Recipe: Egg-Fried Rice

Here is a super simple (and vegetarian-friendly) egg-fried rice you can make in under 20 minutes. I did one up for lunch today and it turned out pretty good, so I thought I would share it.

  • 1/2 cup to 3/4 cup basmati long-grain rice (depending on how hungry you are)
  • about 4-5 portabella mushrooms, chopped
  • A handful of frozen peas
  • 3-4 leaves of fresh mint
  • 1 clove chopped garlic
  • 1/2 zucchini
  • A handful of fresh chives
  • 1 egg (free range / organic)
  • 1-1 1/2tsp sesame oil
  • 1/2 lemon
  • Optional: 1 spring onion
  • 5-8 slices of fresh bacon (crisped obviously) would also go well

Step 1: The Rice

Take all of the rice you want to cook with, and put it into a colander - wash through with cold water. This will take the starch out of the rice (long-grain has a bunch of starch in it) so it doesn’t stick together and become a big mess.

Once that’s done, place in a pot of boiling salted water. It should take between 6-8 minutes to become soft, but test it throughout to be sure. Once it’s done, strain the cooked rice and refresh immediately under cold water.

While the rice is going, chop up your vegetables and herbs.

Step 2: Vegetables and Herbs

Get a frying pan on a medium heat (heat up for about 4 minutes or so to achieve desired heat) and put in some olive oil (1-1 1/2 table spoons). At this point, I usually like to season the pan itself with salt pepper.

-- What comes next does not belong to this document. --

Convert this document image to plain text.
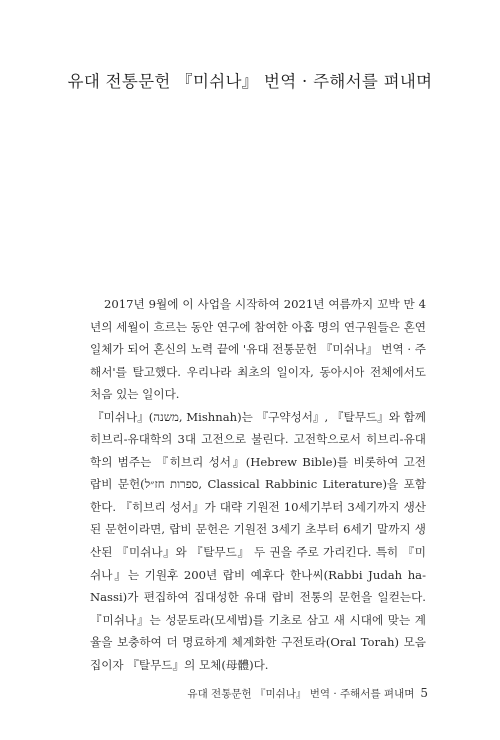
유대 전통문헌 『미쉬나』 번역 · 주해서를 펴내며

2017년 9월에 이 사업을 시작하여 2021년 여름까지 꼬박 만 4년의 세월이 흐르는 동안 연구에 참여한 아홉 명의 연구원들은 혼연일체가 되어 혼신의 노력 끝에 '유대 전통문헌 『미쉬나』 번역 · 주해서'를 탈고했다. 우리나라 최초의 일이자, 동아시아 전체에서도 처음 있는 일이다.

『미쉬나』(משנה, Mishnah)는 『구약성서』, 『탈무드』와 함께 히브리-유대학의 3대 고전으로 불린다. 고전학으로서 히브리-유대학의 범주는 『히브리 성서』(Hebrew Bible)를 비롯하여 고전 랍비 문헌(ספרות חז״ל, Classical Rabbinic Literature)을 포함한다. 『히브리 성서』가 대략 기원전 10세기부터 3세기까지 생산된 문헌이라면, 랍비 문헌은 기원전 3세기 초부터 6세기 말까지 생산된 『미쉬나』와 『탈무드』 두 권을 주로 가리킨다. 특히 『미쉬나』는 기원후 200년 랍비 예후다 한나씨(Rabbi Judah ha-Nassi)가 편집하여 집대성한 유대 랍비 전통의 문헌을 일컫는다. 『미쉬나』는 성문토라(모세법)를 기초로 삼고 새 시대에 맞는 계율을 보충하여 더 명료하게 체계화한 구전토라(Oral Torah) 모음집이자 『탈무드』의 모체(母體)다.

유대 전통문헌 『미쉬나』 번역 · 주해서를 펴내며 5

Take all of your chopped herbs and veg and mix in with the sesame oil in a small bowl and then put in to the frying pan. Cook through (usually in the amount of time it will take for the frozen peas to thaw and cook) and place back in the same bowl you mixed them in prior.

Step 3: The Egg in “Egg-Fried”

Now, crack the egg in to the hot pan and start scraping - you want a good mixture of yellow / white, but generally a cooked (pretty near scrambled) egg in your pan, and then dump in the rice. Mix the egg and the rice in the pan until the rice browns and becomes slightly crispy.

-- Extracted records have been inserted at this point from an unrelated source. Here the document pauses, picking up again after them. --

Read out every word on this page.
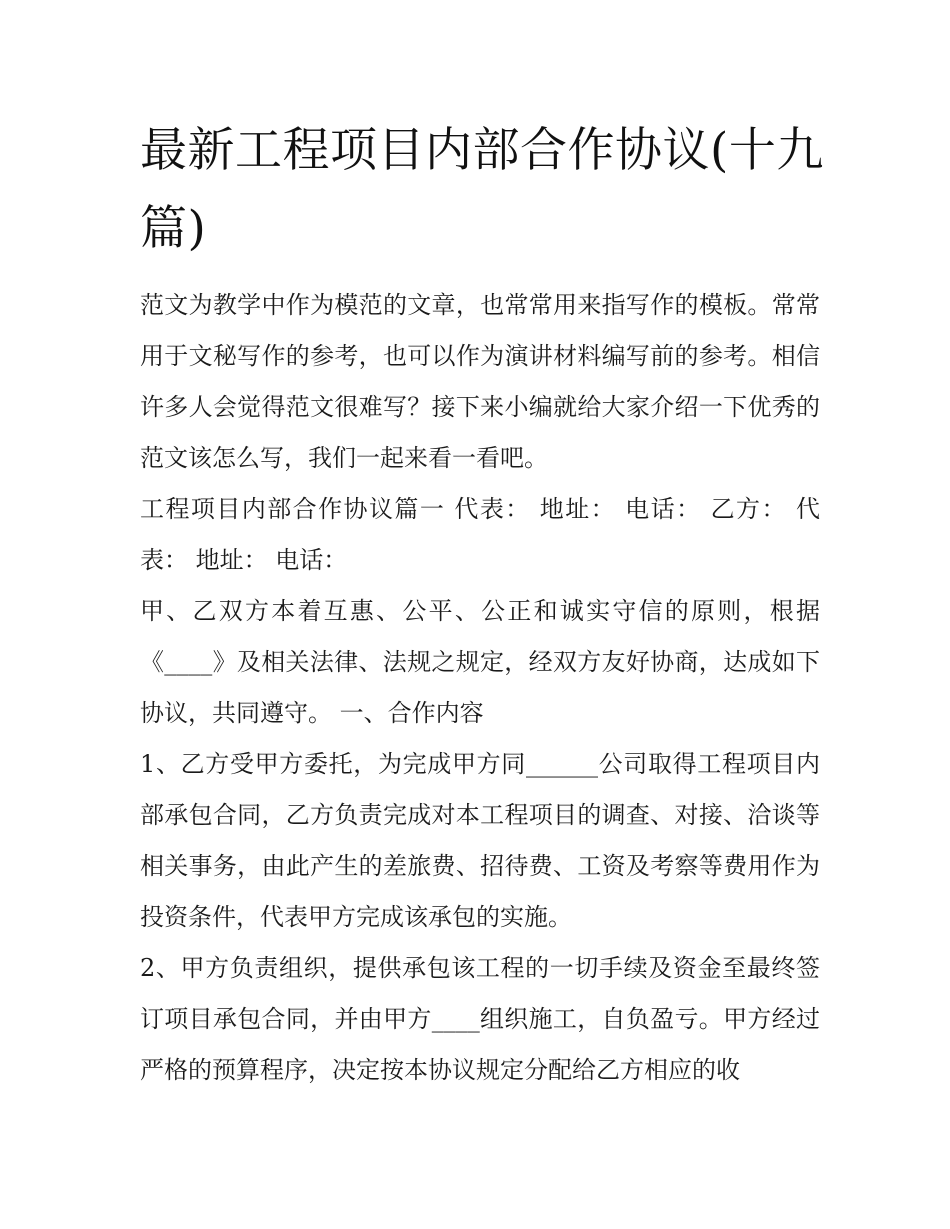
最新工程项目内部合作协议(十九篇)

范文为教学中作为模范的文章，也常常用来指写作的模板。常常用于文秘写作的参考，也可以作为演讲材料编写前的参考。相信许多人会觉得范文很难写？接下来小编就给大家介绍一下优秀的范文该怎么写，我们一起来看一看吧。

工程项目内部合作协议篇一 代表： 地址： 电话： 乙方： 代表： 地址： 电话：

甲、乙双方本着互惠、公平、公正和诚实守信的原则，根据《____》及相关法律、法规之规定，经双方友好协商，达成如下协议，共同遵守。 一、合作内容

1、乙方受甲方委托，为完成甲方同______公司取得工程项目内部承包合同，乙方负责完成对本工程项目的调查、对接、洽谈等相关事务，由此产生的差旅费、招待费、工资及考察等费用作为投资条件，代表甲方完成该承包的实施。

2、甲方负责组织，提供承包该工程的一切手续及资金至最终签订项目承包合同，并由甲方____组织施工，自负盈亏。甲方经过严格的预算程序，决定按本协议规定分配给乙方相应的收
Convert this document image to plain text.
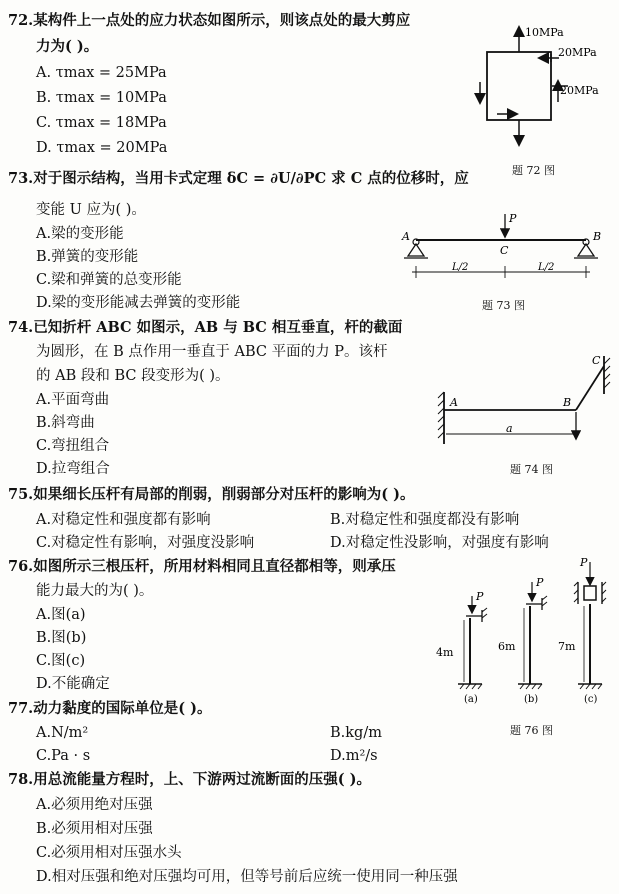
72.某构件上一点处的应力状态如图所示，则该点处的最大剪应
力为( )。
A. τmax = 25MPa
B. τmax = 10MPa
C. τmax = 18MPa
D. τmax = 20MPa
10MPa
20MPa
20MPa
题 72 图
73.对于图示结构，当用卡式定理 δC = ∂U/∂PC 求 C 点的位移时，应
变能 U 应为( )。
A.梁的变形能
B.弹簧的变形能
C.梁和弹簧的总变形能
D.梁的变形能减去弹簧的变形能
P
A
C
B
L/2	L/2
题 73 图
74.已知折杆 ABC 如图示，AB 与 BC 相互垂直，杆的截面
为圆形，在 B 点作用一垂直于 ABC 平面的力 P。该杆
的 AB 段和 BC 段变形为( )。
A.平面弯曲
B.斜弯曲
C.弯扭组合
D.拉弯组合
A	B
C
a
题 74 图
75.如果细长压杆有局部的削弱，削弱部分对压杆的影响为( )。
A.对稳定性和强度都有影响	B.对稳定性和强度都没有影响
C.对稳定性有影响，对强度没影响	D.对稳定性没影响，对强度有影响
76.如图所示三根压杆，所用材料相同且直径都相等，则承压
能力最大的为( )。
A.图(a)
B.图(b)
C.图(c)
D.不能确定
P
P
P
4m	6m	7m
(a)	(b)	(c)
题 76 图
77.动力黏度的国际单位是( )。
A.N/m²	B.kg/m
C.Pa · s	D.m²/s
78.用总流能量方程时，上、下游两过流断面的压强( )。
A.必须用绝对压强
B.必须用相对压强
C.必须用相对压强水头
D.相对压强和绝对压强均可用，但等号前后应统一使用同一种压强
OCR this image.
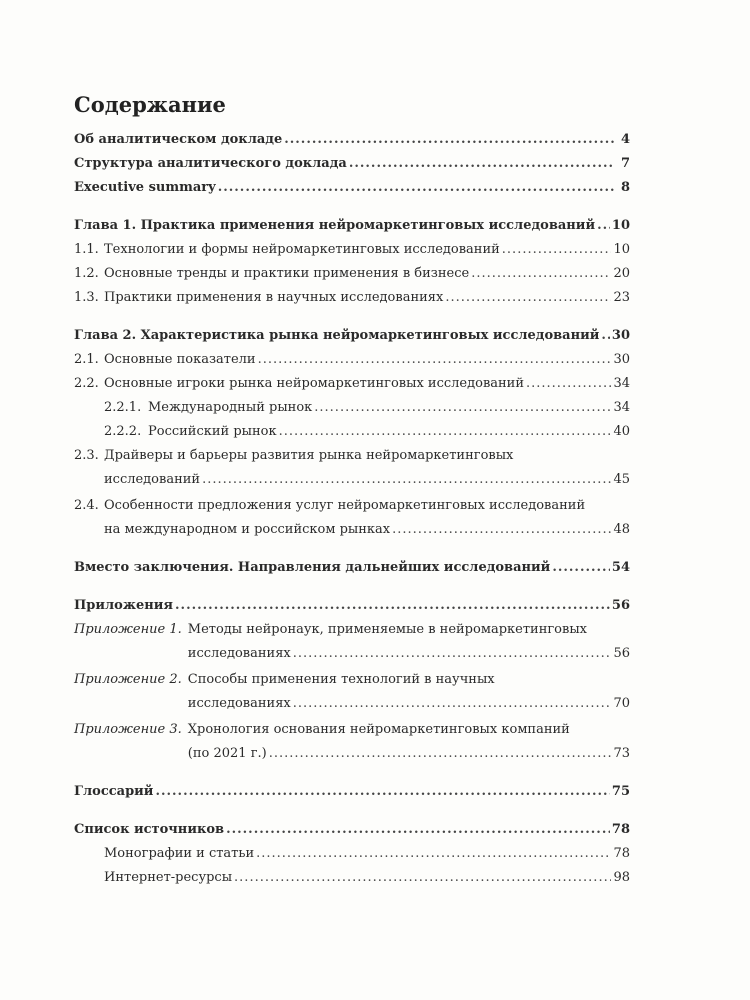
Содержание
Об аналитическом докладе .....	4
Структура аналитического доклада .....	7
Executive summary .....	8
Глава 1. Практика применения нейромаркетинговых исследований ..... 10
1.1. Технологии и формы нейромаркетинговых исследований .....	10
1.2. Основные тренды и практики применения в бизнесе .....	20
1.3. Практики применения в научных исследованиях .....	23
Глава 2. Характеристика рынка нейромаркетинговых исследований ..... 30
2.1. Основные показатели .....	30
2.2. Основные игроки рынка нейромаркетинговых исследований .....	34
2.2.1. Международный рынок .....	34
2.2.2. Российский рынок .....	40
2.3. Драйверы и барьеры развития рынка нейромаркетинговых
исследований .....	45
2.4. Особенности предложения услуг нейромаркетинговых исследований
на международном и российском рынках .....	48
Вместо заключения. Направления дальнейших исследований .....	54
Приложения .....	56
Приложение 1. Методы нейронаук, применяемые в нейромаркетинговых
исследованиях .....	56
Приложение 2. Способы применения технологий в научных
исследованиях .....	70
Приложение 3. Хронология основания нейромаркетинговых компаний
(по 2021 г.) .....	73
Глоссарий .....	75
Список источников .....	78
Монографии и статьи .....	78
Интернет-ресурсы .....	98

You may want to add a bit of butter to give the rice some color / help the cooking process, or some olive oil for the same reason - use your best discretion.

Step 4: Bringing it Together

Once the rice starts to color, pour in your cooked herbs and veg and mix. Add in the zest of the 1/2 lemon, and also about 1/2 the juice from the same lemon - taste test to make sure it’s not too acidic. If it is, add a bit more olive oil (or sesame oil if you prefer - but be careful as it’s super strong) to balance out the flavors.

Serve with a drizzle of olive oil and seasoned with fresh cracked pepper.

Once cooked, voila - a simple egg-friend rice meal.

Options

You could add in some lovely chicken, or pork sirloin, or sausages if you like to bulk up the flavor / meal size. Makes great leftovers too!